Lotus sigue siendo una marca pequeña, que desde el punto de vista financiero siempre ha sido nefasta, que actualmente pertenece a la compañía malaya Proton, que tiene tan solo tres modelos, los cuales tienen un precio altísimo para lo que ofrecen y que difícilmente encontraremos puntos de asistencia en nuestro país para que nos reparen estas joyas. Con semejante currículum, ¿Quién quiere un Lotus? Pues yo me pido uno, ¡oigan!

Les voy a dar cuatro datos para que reflexionen un poco: biplaza con motor central, bastidor de aluminio, carrocería de material compuesto, 1.100 kg y 203 CV. ¿Saben de algo semejante?

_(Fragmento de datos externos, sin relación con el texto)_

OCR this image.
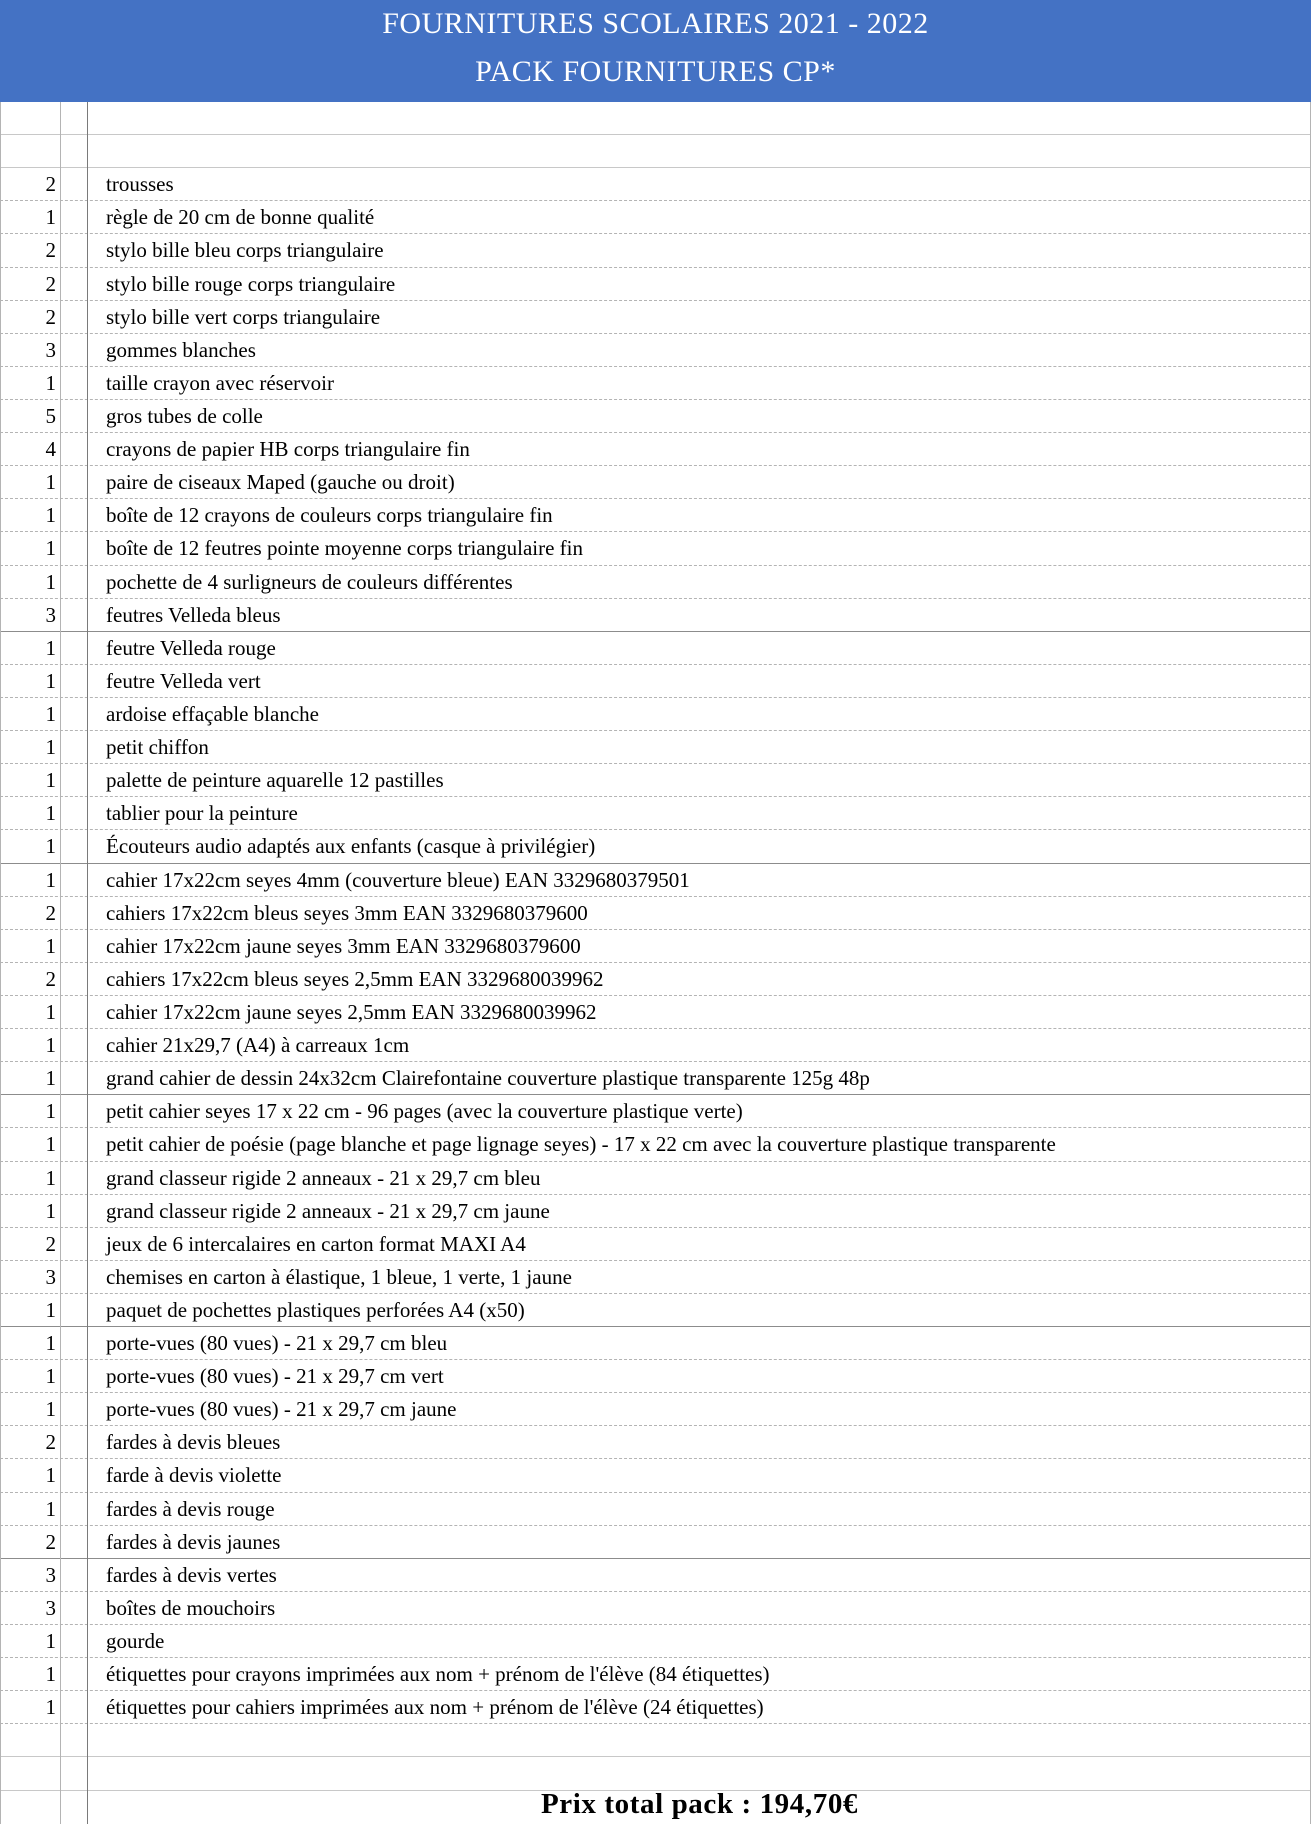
FOURNITURES SCOLAIRES 2021 - 2022
PACK FOURNITURES CP*
2 trousses
1 règle de 20 cm de bonne qualité
2 stylo bille bleu corps triangulaire
2 stylo bille rouge corps triangulaire
2 stylo bille vert corps triangulaire
3 gommes blanches
1 taille crayon avec réservoir
5 gros tubes de colle
4 crayons de papier HB corps triangulaire fin
1 paire de ciseaux Maped (gauche ou droit)
1 boîte de 12 crayons de couleurs corps triangulaire fin
1 boîte de 12 feutres pointe moyenne corps triangulaire fin
1 pochette de 4 surligneurs de couleurs différentes
3 feutres Velleda bleus
1 feutre Velleda rouge
1 feutre Velleda vert
1 ardoise effaçable blanche
1 petit chiffon
1 palette de peinture aquarelle 12 pastilles
1 tablier pour la peinture
1 Écouteurs audio adaptés aux enfants (casque à privilégier)
1 cahier 17x22cm seyes 4mm (couverture bleue) EAN 3329680379501
2 cahiers 17x22cm bleus seyes 3mm EAN 3329680379600
1 cahier 17x22cm jaune seyes 3mm EAN 3329680379600
2 cahiers 17x22cm bleus seyes 2,5mm EAN 3329680039962
1 cahier 17x22cm jaune seyes 2,5mm EAN 3329680039962
1 cahier 21x29,7 (A4) à carreaux 1cm
1 grand cahier de dessin 24x32cm Clairefontaine couverture plastique transparente 125g 48p
1 petit cahier seyes 17 x 22 cm - 96 pages (avec la couverture plastique verte)
1 petit cahier de poésie (page blanche et page lignage seyes) - 17 x 22 cm avec la couverture plastique transparente
1 grand classeur rigide 2 anneaux - 21 x 29,7 cm bleu
1 grand classeur rigide 2 anneaux - 21 x 29,7 cm jaune
2 jeux de 6 intercalaires en carton format MAXI A4
3 chemises en carton à élastique, 1 bleue, 1 verte, 1 jaune
1 paquet de pochettes plastiques perforées A4 (x50)
1 porte-vues (80 vues) - 21 x 29,7 cm bleu
1 porte-vues (80 vues) - 21 x 29,7 cm vert
1 porte-vues (80 vues) - 21 x 29,7 cm jaune
2 fardes à devis bleues
1 farde à devis violette
1 fardes à devis rouge
2 fardes à devis jaunes
3 fardes à devis vertes
3 boîtes de mouchoirs
1 gourde
1 étiquettes pour crayons imprimées aux nom + prénom de l'élève (84 étiquettes)
1 étiquettes pour cahiers imprimées aux nom + prénom de l'élève (24 étiquettes)
Prix total pack : 194,70€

No vale el Elise o el extremo Exige, modelos de Lotus. ¿No verdad? Muy bien, sólo tenemos un problema: 49.000 €. Quien los tenga y le guste conducir, o mejor dicho, pilotar, que no se lo piense, este Lotus es su coche.

El Europa S tiene muchas semejanzas con el Elise y el Exige, pero ha sido diseñado para ofrecer un plus de funcionalidad que sus hermanos, una funcionalidad de la que carecen los otros dos. Su carrocería sigue siendo extremadamente deportiva y baja, pero ahora los largueros laterales son más bajos y el techo es más alto, con lo cual se facilita el acceso a su angosto interior. Cuando decimos se mejora es respecto al Elise, porque el acceso sigue siendo complicadísimo, especialmente engorroso para el día a día.
El interior ahora es más agradable, todavía muy “racing”, pero con elementos como el cuero o las alfombrillas de los que prescinden sus hermanos. Así como los dos airbags frontales, que siempre se agradecen.

El motor es un cuatro cilindros montado en posición central trasera transversal. Sus dos litros de cilindrada y el turbocompresor le otorgan 203 CV de potencia máxima a 5.400 rpm y 263 Nm de par a 4.200 rpm. Llega con facilidad a los 225 km/h y acelera de 0 a 100 km/h en 5,5 segundos.
Su ligero bastidor y unas suspensiones puestas a punto por la propia marca (que siempre ha sido garantía de éxito), conceden al Europa S un comportamiento exquisito en zonas viradas.

Como decíamos, su gran problema es el precio, excesivamente elevado para lo que nos ofrece. Eso sí, a los que nos gustan las sensaciones fuertes no nos defraudará, y ya sabemos que un coche de estas características se compra con el corazón y no con la cabeza. Ya saben, reserven uno, pero se tendrán que esperar hasta julio de 2006 que se empieza a fabricar para poder disfrutar de semejante bomba.